I gave up worrying for lent. I wasn't going to give up anything this year, but then I was on facebook and I happened to see a comment from a guy who said he was giving up paying the mortgage and going to work. Obviously, that was a joke, but it inspired me to quip back. "Great idea, I think I'll give up worrying." And then I was struck by a bolt of lightning. What if I really did give up worrying for lent? Of course, a life without worry is impossible. But what if you just gave yourself permission not to do it for a set period of time? Anything stressful happens and you just say, well, fuck it, I'm not allowed to worry right now. And maybe I finish lent with the realization that worry has been accomplishing nothing in my life, that I can let go of it and still function in the world. That I can have a problem, and I can seek a solution to that problem, without obsessively worrying over it.
I think we all (or at least I) go around with the impression that worry is somehow necessary to life, that it keeps you safe and keeps you moving and looking for solutions. I mean, only acid-crazed hippies who live on the beach and root through dumpsters for food don't worry, right? Worry is what separates us from the apes — and the losers. But I think the reality is that all it does is weigh us down. I can not sleep and piss and moan and work myself into a state about how tired I'm going to be tomorrow. Or I can just sit here quietly and say, well, my body doesn't want to sleep. So let's write that rambling nonsensical blog post I've been meaning to put up. So I have a chronic insomnia problem. So fucking what. More time for reading, writing bullshit on the internet, medidating. Ha!
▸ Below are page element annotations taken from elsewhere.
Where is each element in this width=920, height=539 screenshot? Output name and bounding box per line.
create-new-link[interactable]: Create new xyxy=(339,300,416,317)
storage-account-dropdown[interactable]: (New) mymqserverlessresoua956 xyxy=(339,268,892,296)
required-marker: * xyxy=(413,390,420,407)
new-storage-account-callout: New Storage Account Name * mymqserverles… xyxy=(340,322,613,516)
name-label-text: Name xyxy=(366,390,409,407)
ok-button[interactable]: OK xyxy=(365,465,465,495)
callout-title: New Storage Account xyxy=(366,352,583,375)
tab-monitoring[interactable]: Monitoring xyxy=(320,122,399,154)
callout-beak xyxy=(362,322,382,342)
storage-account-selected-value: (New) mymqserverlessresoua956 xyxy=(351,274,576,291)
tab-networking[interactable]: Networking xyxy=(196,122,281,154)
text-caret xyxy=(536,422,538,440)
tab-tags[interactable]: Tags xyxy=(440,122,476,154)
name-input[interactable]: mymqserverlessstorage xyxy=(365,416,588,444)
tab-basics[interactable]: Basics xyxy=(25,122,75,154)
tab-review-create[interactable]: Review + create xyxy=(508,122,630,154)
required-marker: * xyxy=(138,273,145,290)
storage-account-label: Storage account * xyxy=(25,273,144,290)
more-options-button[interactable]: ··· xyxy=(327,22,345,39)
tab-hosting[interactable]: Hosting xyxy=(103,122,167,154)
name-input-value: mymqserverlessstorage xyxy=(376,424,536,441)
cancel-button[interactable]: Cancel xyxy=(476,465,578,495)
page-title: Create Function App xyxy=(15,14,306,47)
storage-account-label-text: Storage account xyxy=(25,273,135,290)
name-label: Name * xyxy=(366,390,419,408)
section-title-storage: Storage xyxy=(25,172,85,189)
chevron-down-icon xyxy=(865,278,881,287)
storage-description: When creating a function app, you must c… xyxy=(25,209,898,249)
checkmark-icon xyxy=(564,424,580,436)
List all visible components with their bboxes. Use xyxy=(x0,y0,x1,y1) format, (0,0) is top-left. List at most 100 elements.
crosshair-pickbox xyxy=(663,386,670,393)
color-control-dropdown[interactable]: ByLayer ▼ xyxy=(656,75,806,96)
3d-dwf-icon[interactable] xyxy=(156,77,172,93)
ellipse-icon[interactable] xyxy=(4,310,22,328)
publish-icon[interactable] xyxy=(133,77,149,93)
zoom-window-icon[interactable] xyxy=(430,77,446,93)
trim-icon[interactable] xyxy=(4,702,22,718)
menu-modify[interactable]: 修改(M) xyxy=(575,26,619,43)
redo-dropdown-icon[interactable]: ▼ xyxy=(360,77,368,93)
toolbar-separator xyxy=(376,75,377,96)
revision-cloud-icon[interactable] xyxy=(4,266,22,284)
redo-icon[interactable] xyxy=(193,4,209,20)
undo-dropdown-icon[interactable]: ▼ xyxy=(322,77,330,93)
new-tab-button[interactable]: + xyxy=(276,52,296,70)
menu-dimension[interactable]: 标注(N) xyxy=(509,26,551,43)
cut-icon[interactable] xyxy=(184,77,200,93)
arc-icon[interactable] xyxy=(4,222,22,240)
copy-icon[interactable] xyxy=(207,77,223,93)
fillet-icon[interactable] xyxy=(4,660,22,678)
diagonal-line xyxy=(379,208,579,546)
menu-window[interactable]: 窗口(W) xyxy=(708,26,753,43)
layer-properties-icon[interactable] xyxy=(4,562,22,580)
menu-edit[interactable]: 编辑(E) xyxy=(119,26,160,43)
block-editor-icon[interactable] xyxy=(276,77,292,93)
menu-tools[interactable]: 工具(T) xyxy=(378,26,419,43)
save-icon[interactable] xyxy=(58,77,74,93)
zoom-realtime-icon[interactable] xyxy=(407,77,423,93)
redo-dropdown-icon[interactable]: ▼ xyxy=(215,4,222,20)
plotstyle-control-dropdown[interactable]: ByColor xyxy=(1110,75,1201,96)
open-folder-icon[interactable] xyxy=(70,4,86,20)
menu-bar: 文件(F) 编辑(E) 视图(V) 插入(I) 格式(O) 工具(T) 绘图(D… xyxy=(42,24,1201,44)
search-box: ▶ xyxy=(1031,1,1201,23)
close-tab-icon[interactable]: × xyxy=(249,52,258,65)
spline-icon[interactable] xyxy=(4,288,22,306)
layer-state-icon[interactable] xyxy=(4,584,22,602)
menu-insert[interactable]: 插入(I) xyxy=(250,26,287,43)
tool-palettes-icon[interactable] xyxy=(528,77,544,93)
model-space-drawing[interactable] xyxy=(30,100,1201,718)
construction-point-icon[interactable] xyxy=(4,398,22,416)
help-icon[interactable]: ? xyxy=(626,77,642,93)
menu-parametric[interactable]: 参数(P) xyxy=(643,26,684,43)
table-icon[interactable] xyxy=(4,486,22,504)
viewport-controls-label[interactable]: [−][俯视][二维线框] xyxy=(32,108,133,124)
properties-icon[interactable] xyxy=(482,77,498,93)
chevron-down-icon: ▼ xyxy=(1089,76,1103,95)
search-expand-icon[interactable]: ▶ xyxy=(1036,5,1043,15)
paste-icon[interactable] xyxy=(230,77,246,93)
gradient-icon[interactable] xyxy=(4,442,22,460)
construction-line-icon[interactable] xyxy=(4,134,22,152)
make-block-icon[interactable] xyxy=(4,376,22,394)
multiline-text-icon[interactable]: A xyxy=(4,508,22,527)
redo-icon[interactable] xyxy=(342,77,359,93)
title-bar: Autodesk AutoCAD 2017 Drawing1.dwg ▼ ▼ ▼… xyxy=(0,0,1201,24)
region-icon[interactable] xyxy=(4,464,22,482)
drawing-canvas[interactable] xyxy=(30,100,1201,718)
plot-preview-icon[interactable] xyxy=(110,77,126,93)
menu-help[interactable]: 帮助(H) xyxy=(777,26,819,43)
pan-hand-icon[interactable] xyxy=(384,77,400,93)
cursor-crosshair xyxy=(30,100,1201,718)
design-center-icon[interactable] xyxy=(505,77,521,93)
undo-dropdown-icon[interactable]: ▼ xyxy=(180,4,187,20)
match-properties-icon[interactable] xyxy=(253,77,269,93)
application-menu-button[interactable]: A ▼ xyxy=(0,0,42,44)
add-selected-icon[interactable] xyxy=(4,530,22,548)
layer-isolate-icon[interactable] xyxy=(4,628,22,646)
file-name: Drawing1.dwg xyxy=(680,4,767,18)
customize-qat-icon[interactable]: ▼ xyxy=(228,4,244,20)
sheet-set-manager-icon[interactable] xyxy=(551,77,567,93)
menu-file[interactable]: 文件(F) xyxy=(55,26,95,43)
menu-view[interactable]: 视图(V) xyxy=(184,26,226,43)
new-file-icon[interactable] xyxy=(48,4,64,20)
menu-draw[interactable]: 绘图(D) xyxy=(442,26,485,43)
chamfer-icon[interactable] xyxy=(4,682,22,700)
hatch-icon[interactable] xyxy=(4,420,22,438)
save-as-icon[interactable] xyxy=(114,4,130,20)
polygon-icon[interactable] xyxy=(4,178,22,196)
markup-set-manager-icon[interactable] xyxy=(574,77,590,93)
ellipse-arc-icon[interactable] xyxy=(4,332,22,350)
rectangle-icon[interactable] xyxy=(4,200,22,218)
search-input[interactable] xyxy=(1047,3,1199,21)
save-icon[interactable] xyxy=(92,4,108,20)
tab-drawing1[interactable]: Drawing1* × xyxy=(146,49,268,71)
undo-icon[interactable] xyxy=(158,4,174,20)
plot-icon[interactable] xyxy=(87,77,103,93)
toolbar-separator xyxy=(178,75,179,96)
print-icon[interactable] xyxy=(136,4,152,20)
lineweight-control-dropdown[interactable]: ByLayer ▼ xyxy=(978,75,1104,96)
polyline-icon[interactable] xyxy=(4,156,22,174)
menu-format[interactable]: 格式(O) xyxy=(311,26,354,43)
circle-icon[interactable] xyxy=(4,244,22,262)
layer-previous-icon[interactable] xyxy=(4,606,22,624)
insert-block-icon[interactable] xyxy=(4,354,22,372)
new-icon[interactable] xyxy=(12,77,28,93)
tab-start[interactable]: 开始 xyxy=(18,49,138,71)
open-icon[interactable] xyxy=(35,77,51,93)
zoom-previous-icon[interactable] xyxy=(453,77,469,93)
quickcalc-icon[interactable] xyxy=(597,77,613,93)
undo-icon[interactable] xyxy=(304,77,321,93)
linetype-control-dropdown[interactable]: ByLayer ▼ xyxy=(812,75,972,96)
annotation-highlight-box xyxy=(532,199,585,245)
Take that, insomnia.
Obviously, I'm not achieving my goal entirely because I would probably be sleeping right now if I hadn't allowed worries about whether I was going to be able to sleep to creep in. But I'm doing my best. And tomorrow, I plan to have a little ceremony wherein I release my worries to the universe, and I'm planning to write about it here and even include a photograph (my first blog photograph!) of my silly little ritual. But it's only silly if you believe it is, so I think I'll call it a Profound and Life Changing Ritual.
OK, this is becoming less coherent by the minute so I'm going to cut it off here. It is paining me not to have a pithy ending, but the harder I try for one the more addled I begin to sound. So I ... (gets pulled offstage by giant hook.)